We think the trial court was correct in its ruling. Juries should not be required to speculate on items of damages.

Reversal in the interest of justice.

Plaintiff asks this court to grant him a new trial in the interest of justice, pursuant to sec. 251.09, Stats., and in so doing, gives six specific reasons, none of which are any different from his original assignments of error. We find no merit in any of these assignments of error and it follows that there has not been a probable miscarriage of justice.

Reimbursement of county for jury costs.

Plaintiff also purports to be appealing from an order of the La Crosse County Court dated May 25, 1970, which made a condition precedent to placing this case on the calendar for trial, that the plaintiff within thirty days pay to the county treasurer $373.30 in jury fees and $24.80 in bailiff's fees. According to the order itself, its issuance was necessitated by the introduction of a new medical report by plaintiff on the day before trial. It goes on to state that defendants had been led to believe that plaintiff had been discharged from treatment and that he was on the road to recovery and that the introduction of this new report on the eve of trial constituted a surprise, entitling defendants to a continuance.

In the case of Russell v. Johnson (1961), 14 Wis.2d 406, 111 N.W.2d 193, the trial court, upon being informed by plaintiff that he was not ready for trial, dismissed the complaint without prejudice and imposed as a condition for commencing a new action, the reimbursement of the county for expenses incurred. Russell held the order appealable under sec. 274.33, Stats.
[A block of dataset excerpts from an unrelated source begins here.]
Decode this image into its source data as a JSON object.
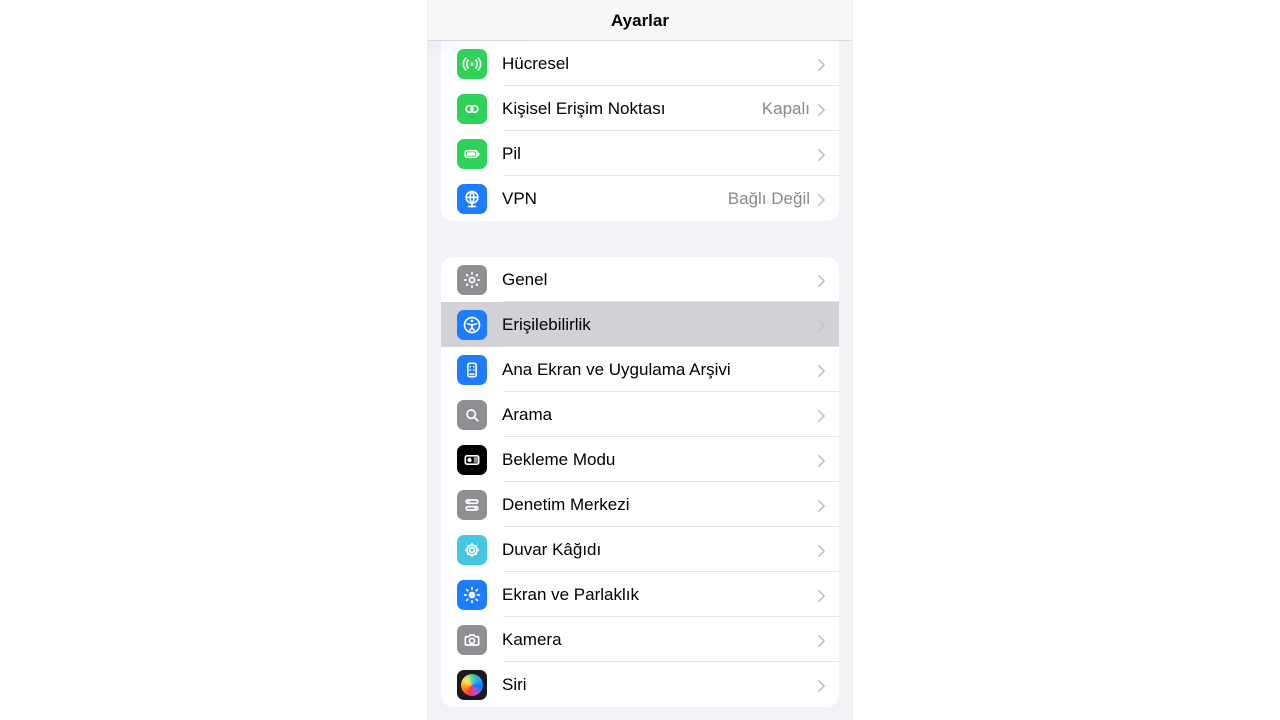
{
  "nav": {
    "title": "Ayarlar"
  },
  "group1": {
    "items": [
      {
        "label": "Hücresel",
        "value": ""
      },
      {
        "label": "Kişisel Erişim Noktası",
        "value": "Kapalı"
      },
      {
        "label": "Pil",
        "value": ""
      },
      {
        "label": "VPN",
        "value": "Bağlı Değil"
      }
    ]
  },
  "group2": {
    "items": [
      {
        "label": "Genel",
        "value": ""
      },
      {
        "label": "Erişilebilirlik",
        "value": ""
      },
      {
        "label": "Ana Ekran ve Uygulama Arşivi",
        "value": ""
      },
      {
        "label": "Arama",
        "value": ""
      },
      {
        "label": "Bekleme Modu",
        "value": ""
      },
      {
        "label": "Denetim Merkezi",
        "value": ""
      },
      {
        "label": "Duvar Kâğıdı",
        "value": ""
      },
      {
        "label": "Ekran ve Parlaklık",
        "value": ""
      },
      {
        "label": "Kamera",
        "value": ""
      },
      {
        "label": "Siri",
        "value": ""
      }
    ]
  },
  "selected_path": "group2.items.1"
}
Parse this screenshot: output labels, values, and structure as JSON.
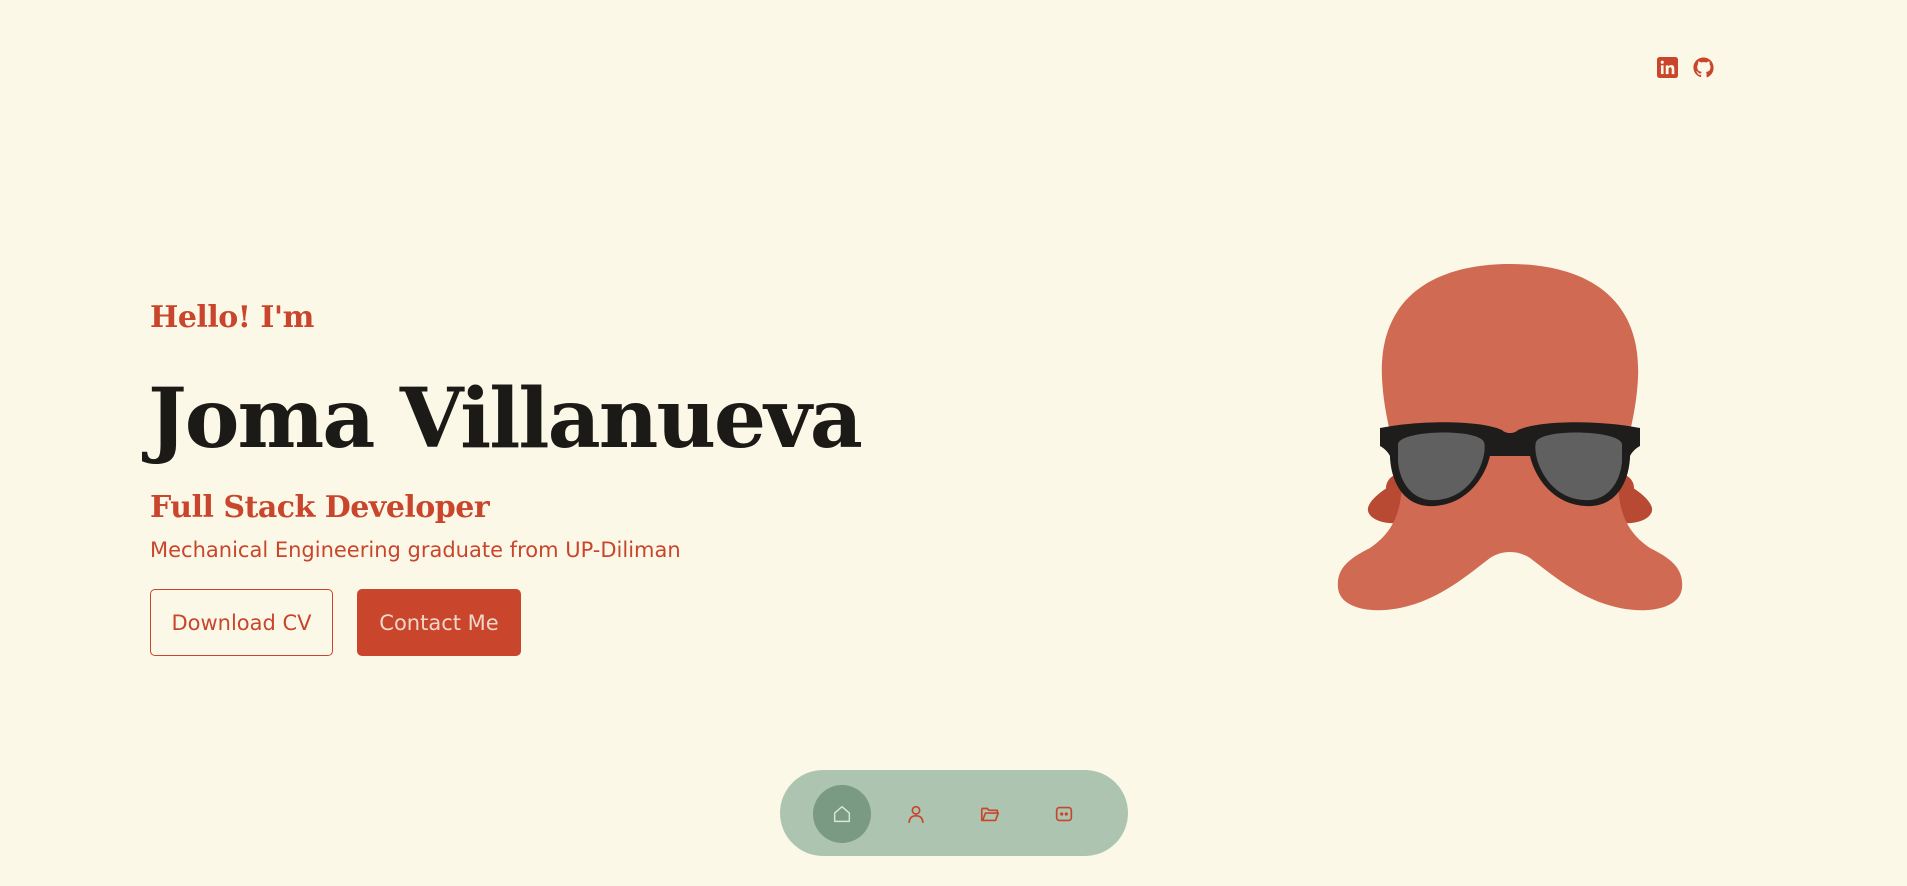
{
  "social": {
    "linkedin_icon": "linkedin-icon",
    "github_icon": "github-icon"
  },
  "hero": {
    "greeting": "Hello! I'm",
    "name": "Joma Villanueva",
    "role": "Full Stack Developer",
    "subtitle": "Mechanical Engineering graduate from UP-Diliman",
    "download_cv_label": "Download CV",
    "contact_label": "Contact Me"
  },
  "dock": {
    "items": [
      {
        "icon": "home-icon",
        "active": true
      },
      {
        "icon": "user-icon",
        "active": false
      },
      {
        "icon": "folder-icon",
        "active": false
      },
      {
        "icon": "chat-icon",
        "active": false
      }
    ]
  },
  "colors": {
    "background": "#fcf8e8",
    "accent": "#c9452b",
    "heading": "#1c1a17",
    "dock": "#acc4b0",
    "dock_active": "#7a9a84",
    "mascot": "#d16a52"
  }
}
There is no distinction between the order entered in Russell and the order entered in the case at bar; they both being appealable orders reviewable by this court. The record discloses no notice of entry of this order and unless by some provision this order can be reviewed in conjunction with the judgment, plaintiff is precluded from now raising it since sec. 274.01, Stats., gives him only six months from May 25, 1970, the date on which the order was entered, to take his appeal. Plaintiff's notice of appeal, dated May 6, 1971, is almost one year from the date when the order was entered.

Sec. 274.34, Stats., provides that review of an intermediate order, involving the merits, may be reviewable upon appeal from the judgment. Drake v. Scheunemann (1899), 103 Wis. 458, 79 N. W. 749. However, the order here did not involve the merits of the action and sec. 274.34, Stats., is clearly not applicable to the case at bar. Consideration of the order is clearly not properly before this court.

By the Court.—Judgment affirmed; review of order denied.